Но уже через несколько страниц все симпатии и сожаления Любки перешли от Манон на сторону обманутого кавалера.

"Впрочем, посещения и уход украдкой г. де Б. приводили меня в смущение. Я вспомнил также небольшие покупки Манон, которые превосходили наши средства. Все это попахивало щедростью нового любовника. Но нет, нет! повторял я, - невозможно, чтобы Манон изменила мне! Она знает, что я живу только для нее, она прекрасно знает, что я ее обожаю". - Ах, дурачок, дурачок! - воскликнула Любка. - Да разве же не видно сразу, что она у этого богача на содержании. Ах, она дрянь какая!

И чем дальше развертывался роман, тем более живое и страстное участие принимала в нем Любка. Она ничего не имела против того, что Манон обирала при помощи любовника и брата своих очередных покровителей, а де Грие занимался шулерской игрой в притонах, но каждая ее новая измена приводила Любку в неистовство, а страдания кавалера вызывали у нее слезы. Однажды она спросила;

- Соловьев, милочка, а он кто был, этот сочинитель?

- Это был один французский священник.

- Он был не русский?

- Нет, говорю тебе, француз. Видишь, там у него все: и города французские и люди с французскими именами.

- Так вы говорите, он был священник? Откуда же он все это знал?

- Да так уж, знал. Раньше он был обыкновенным светским человеком, дворянином, а уж потом стал монахом. Он многое видел в своей жизни. Потом он опять вышел из монахов. Да, впрочем, здесь впереди книжки все о нем подробно написано.

Он прочитал ей биографию аббата Прево. Любка внимательно прослушала ее, многозначительно покачала головою, переспросила в некоторых местах о том, что ей было непонятно, и, когда он кончил, она задумчиво протянула:

- Так вот он какой! Ужасно хорошо написал. Только зачем она такая подлая? Ведь он вот как ее любит, на всю жизнь, а она постоянно ему изменяет.

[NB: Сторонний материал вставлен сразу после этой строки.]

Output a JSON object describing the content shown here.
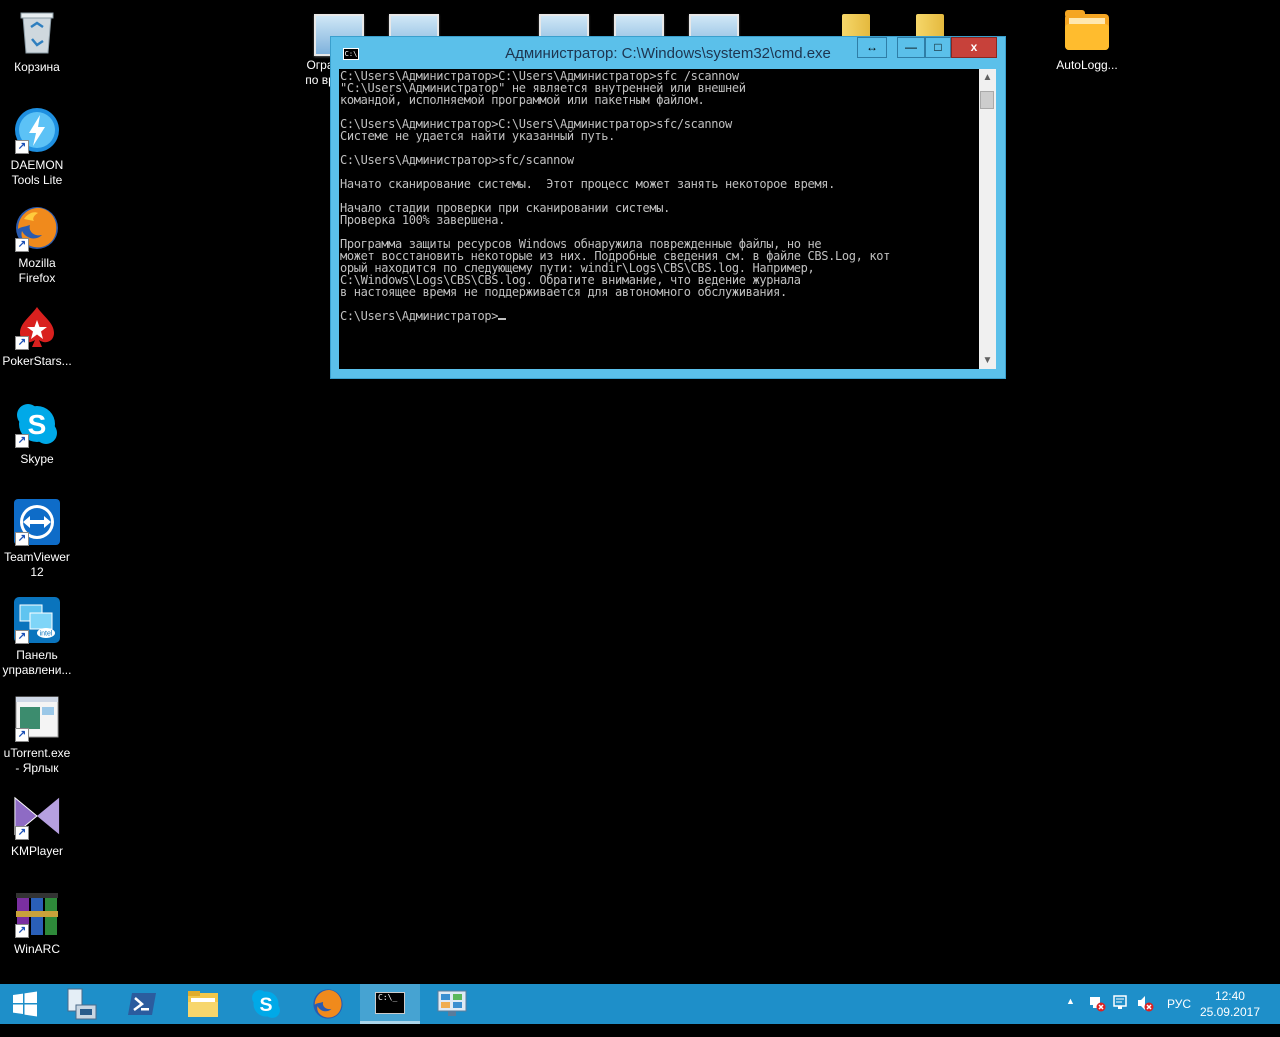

- Что же, Любочка, поделаешь? Ведь и она его любила. Только она пустая девчонка, легкомысленная. Ей бы только тряпки, да собственные лошади, да брильянты.

Любка вспыхнула и крепко ударяла кулаком об кулак.

- Я бы ее, подлую, в порошок стерла! Тоже это называется любила! Если ты любишь человека, то тебе все должно быть мило от него. Он в тюрьму, и ты с ним в тюрьму. Он сделался вором, а ты ему помогай. Он нищий, а ты все-таки с ним. Что тут особенного, что корка черного хлеба, когда любовь? Подлая она и подлая! А я бы, на его месте, бросила бы ее или, вместо того чтобы плакать, такую задала ей взбучку, что она бы целый месяц с синяками ходила, гадина!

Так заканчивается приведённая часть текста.